Rhura Penthe was the mine in underdiscovered country where jim and bones got sent to with the shape shifting woman correct?

I believe it was invented for the Disney movie, as Nemo only gave hints as to his background in the novel.

He seems to have been an Indian prince fighting against the British invasion and domination of his country.

Thanks hansolo, go freeze yourself in carbonite.

Pretty harsh on the newbies. . . :dubious:

In any case, I once understood it was on the floor of the Pacific, near the Marianas Trench. But, that was heresay.

I can’t say it exists beyond the Jules Verne or Gene Roddenberry mentions, but I couldasworn I heard it somewhere else. . .

Tripler
I’ve been wrong before, and I’ll be wrong again. . .

Perhaps you are right, Tripler, perhaps I am being too harsh on hansolo. I thought I made it clear, however, that I am interested in the real location of Rura Penthe, and not whatever Gene Roddenberry, or William Shatner concocted for thier movie.

It’s one of those places that, no matter where you are, its somewhere else.

Sounds like the perfect plotline for Tripler and his Car Keys. :mad:

Tripler
Dangit! I wanna go out for breakfast! :mad:

Wherever you go, there it ain’t.

:smiley:

Well the Klingons were a sort of take on Communist Russia, so I assumed it was meant to be a take on the Russian concentration camps hence the full name the Gulag Rhura Penthe. Is there anywhere in Russia with a name like that?

Captain Nemo makes another appearance in a Jules Verne novel, The Mysterious Island, including more details on his past - that novel does not have Nemo as a main character, and is not as popular or widely known as 20,000 Leagues Beneath the Sea.

I don’t recognize the The Mysterious Island as a legitimate work giving information about Captain Nemo. The date discrepancies between that potboiler and Professor Aronnax’s comprehensively annotated journals are enough to throw doubt on the events and conversations in that novel.

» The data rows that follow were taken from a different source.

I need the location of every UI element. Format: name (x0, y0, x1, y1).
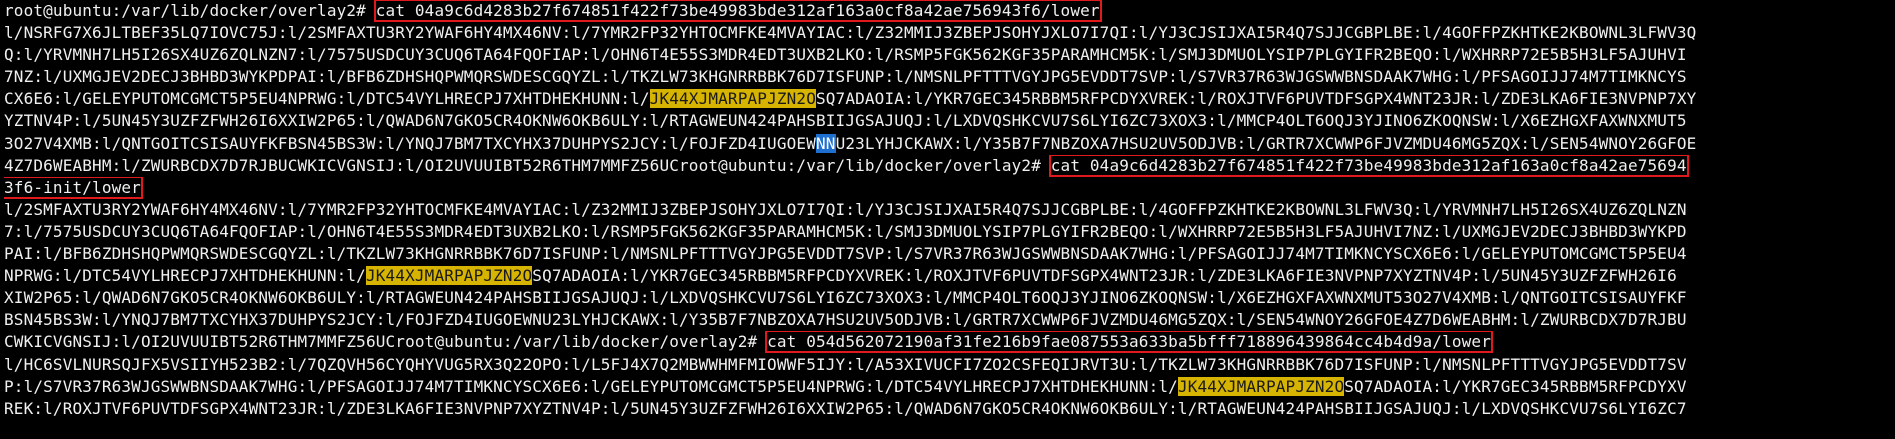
terminal-output-text: CX6E6:l/GELEYPUTOMCGMCT5P5EU4NPRWG:l/DTC… (4, 89, 650, 109)
terminal-line: l/2SMFAXTU3RY2YWAF6HY4MX46NV:l/7YMR2FP32… (4, 199, 1895, 221)
highlighted-command: cat 04a9c6d4283b27f674851f422f73be49983b… (373, 0, 1102, 22)
terminal-output-text: 7:l/7575USDCUY3CUQ6TA64FQOFIAP:l/OHN6T4E… (4, 221, 1687, 241)
terminal-output-text: XIW2P65:l/QWAD6N7GKO5CR4OKNW6OKB6ULY:l/R… (4, 288, 1687, 308)
terminal-line: PAI:l/BFB6ZDHSHQPWMQRSWDESCGQYZL:l/TKZLW… (4, 243, 1895, 265)
terminal-output-text: U23LYHJCKAWX:l/Y35B7F7NBZOXA7HSU2UV5ODJV… (835, 133, 1697, 153)
shell-prompt: root@ubuntu:/var/lib/docker/overlay2# (4, 1, 376, 20)
terminal-output-text: SQ7ADAOIA:l/YKR7GEC345RBBM5RFPCDYXVREK:l… (532, 266, 1677, 286)
terminal-output-text: l/HC6SVLNURSQJFX5VSIIYH523B2:l/7QZQVH56C… (4, 354, 1687, 374)
terminal-output-text: l/NSRFG7X6JLTBEF35LQ7IOVC75J:l/2SMFAXTU3… (4, 23, 1697, 43)
search-match-highlight: JK44XJMARPAPJZN2O (365, 266, 533, 286)
highlighted-command: cat 04a9c6d4283b27f674851f422f73be49983b… (1048, 154, 1689, 177)
terminal-window[interactable]: root@ubuntu:/var/lib/docker/overlay2# ca… (0, 0, 1895, 439)
terminal-output-text: SQ7ADAOIA:l/YKR7GEC345RBBM5RFPCDYXVREK:l… (815, 89, 1697, 109)
terminal-line: 3f6-init/lower (4, 176, 1895, 199)
terminal-line: CWKICVGNSIJ:l/OI2UVUUIBT52R6THM7MMFZ56UC… (4, 331, 1895, 354)
terminal-line: CX6E6:l/GELEYPUTOMCGMCT5P5EU4NPRWG:l/DTC… (4, 88, 1895, 110)
terminal-line: REK:l/ROXJTVF6PUVTDFSGPX4WNT23JR:l/ZDE3L… (4, 398, 1895, 420)
terminal-line: 4Z7D6WEABHM:l/ZWURBCDX7D7RJBUCWKICVGNSIJ… (4, 154, 1895, 177)
terminal-line: l/NSRFG7X6JLTBEF35LQ7IOVC75J:l/2SMFAXTU3… (4, 22, 1895, 44)
terminal-output-text: 3O27V4XMB:l/QNTGOITCSISAUYFKFBSN45BS3W:l… (4, 133, 816, 153)
terminal-line: NPRWG:l/DTC54VYLHRECPJ7XHTDHEKHUNN:l/JK4… (4, 265, 1895, 287)
selected-text: NN (815, 133, 836, 153)
terminal-output-text: Q:l/YRVMNH7LH5I26SX4UZ6ZQLNZN7:l/7575USD… (4, 45, 1687, 65)
terminal-output-text: PAI:l/BFB6ZDHSHQPWMQRSWDESCGQYZL:l/TKZLW… (4, 244, 1687, 264)
terminal-line: l/HC6SVLNURSQJFX5VSIIYH523B2:l/7QZQVH56C… (4, 354, 1895, 376)
search-match-highlight: JK44XJMARPAPJZN2O (649, 89, 816, 109)
terminal-output-text: P:l/S7VR37R63WJGSWWBNSDAAK7WHG:l/PFSAGOI… (4, 376, 1178, 396)
terminal-output-text: l/2SMFAXTU3RY2YWAF6HY4MX46NV:l/7YMR2FP32… (4, 199, 1687, 219)
terminal-line: YZTNV4P:l/5UN45Y3UZFZFWH26I6XXIW2P65:l/Q… (4, 110, 1895, 132)
terminal-line: root@ubuntu:/var/lib/docker/overlay2# ca… (4, 0, 1895, 22)
terminal-output-text: 4Z7D6WEABHM:l/ZWURBCDX7D7RJBUCWKICVGNSIJ… (4, 155, 1051, 175)
highlighted-command: 3f6-init/lower (4, 176, 143, 199)
terminal-output-text: SQ7ADAOIA:l/YKR7GEC345RBBM5RFPCDYXV (1344, 376, 1687, 396)
terminal-line: P:l/S7VR37R63WJGSWWBNSDAAK7WHG:l/PFSAGOI… (4, 376, 1895, 398)
terminal-line: 7NZ:l/UXMGJEV2DECJ3BHBD3WYKPDPAI:l/BFB6Z… (4, 66, 1895, 88)
terminal-line: 3O27V4XMB:l/QNTGOITCSISAUYFKFBSN45BS3W:l… (4, 133, 1895, 155)
terminal-output-text: YZTNV4P:l/5UN45Y3UZFZFWH26I6XXIW2P65:l/Q… (4, 111, 1687, 131)
terminal-output-text: NPRWG:l/DTC54VYLHRECPJ7XHTDHEKHUNN:l/ (4, 266, 366, 286)
terminal-output-text: BSN45BS3W:l/YNQJ7BM7TXCYHX37DUHPYS2JCY:l… (4, 310, 1687, 330)
highlighted-command: cat 054d562072190af31fe216b9fae087553a63… (765, 331, 1493, 354)
search-match-highlight: JK44XJMARPAPJZN2O (1177, 376, 1345, 396)
terminal-output-text: 7NZ:l/UXMGJEV2DECJ3BHBD3WYKPDPAI:l/BFB6Z… (4, 67, 1687, 87)
terminal-line: Q:l/YRVMNH7LH5I26SX4UZ6ZQLNZN7:l/7575USD… (4, 44, 1895, 66)
terminal-line: XIW2P65:l/QWAD6N7GKO5CR4OKNW6OKB6ULY:l/R… (4, 287, 1895, 309)
terminal-line: BSN45BS3W:l/YNQJ7BM7TXCYHX37DUHPYS2JCY:l… (4, 309, 1895, 331)
terminal-output-text: REK:l/ROXJTVF6PUVTDFSGPX4WNT23JR:l/ZDE3L… (4, 398, 1687, 418)
terminal-output-text: CWKICVGNSIJ:l/OI2UVUUIBT52R6THM7MMFZ56UC… (4, 332, 768, 352)
terminal-line: 7:l/7575USDCUY3CUQ6TA64FQOFIAP:l/OHN6T4E… (4, 221, 1895, 243)
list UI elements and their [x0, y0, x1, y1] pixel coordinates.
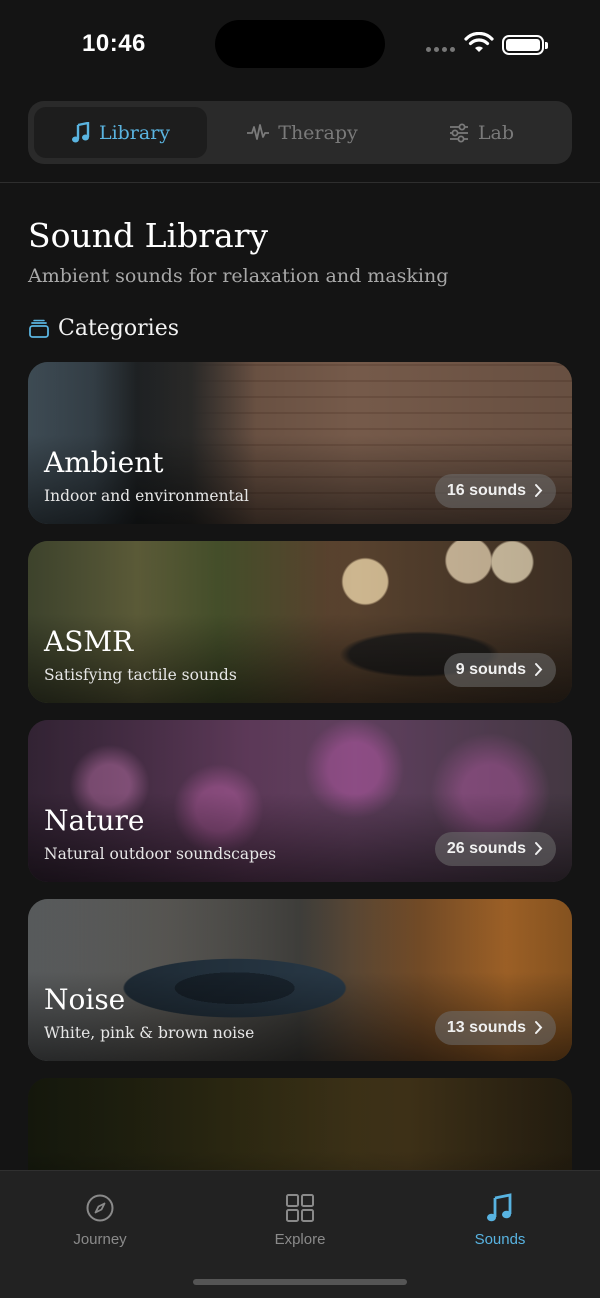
sound-count-badge: 13 sounds: [434, 1011, 556, 1045]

Well, those were good suggestions, “Gulag Rura Penthe,” “The Mysterious Island,” Marians Trench and all, but there is still no terrestrial reference to Rura Penthe, hence I am siding with DrFidelius and concluding that the name was made up for one of the many slave mines which produced Nitrites and Phosphates for the manufacture of explosives at the time.

Thanks guys for your suggestions

Makes me wonder how Verne missed something as simple as the inherent problems with the timetables.

Well, most of the folks in The Mysterious Island were from the US - you know those colonials, very clever with their hands but nowhere near the intellectual status of someone from the Continent, particuarly such a refined country as France.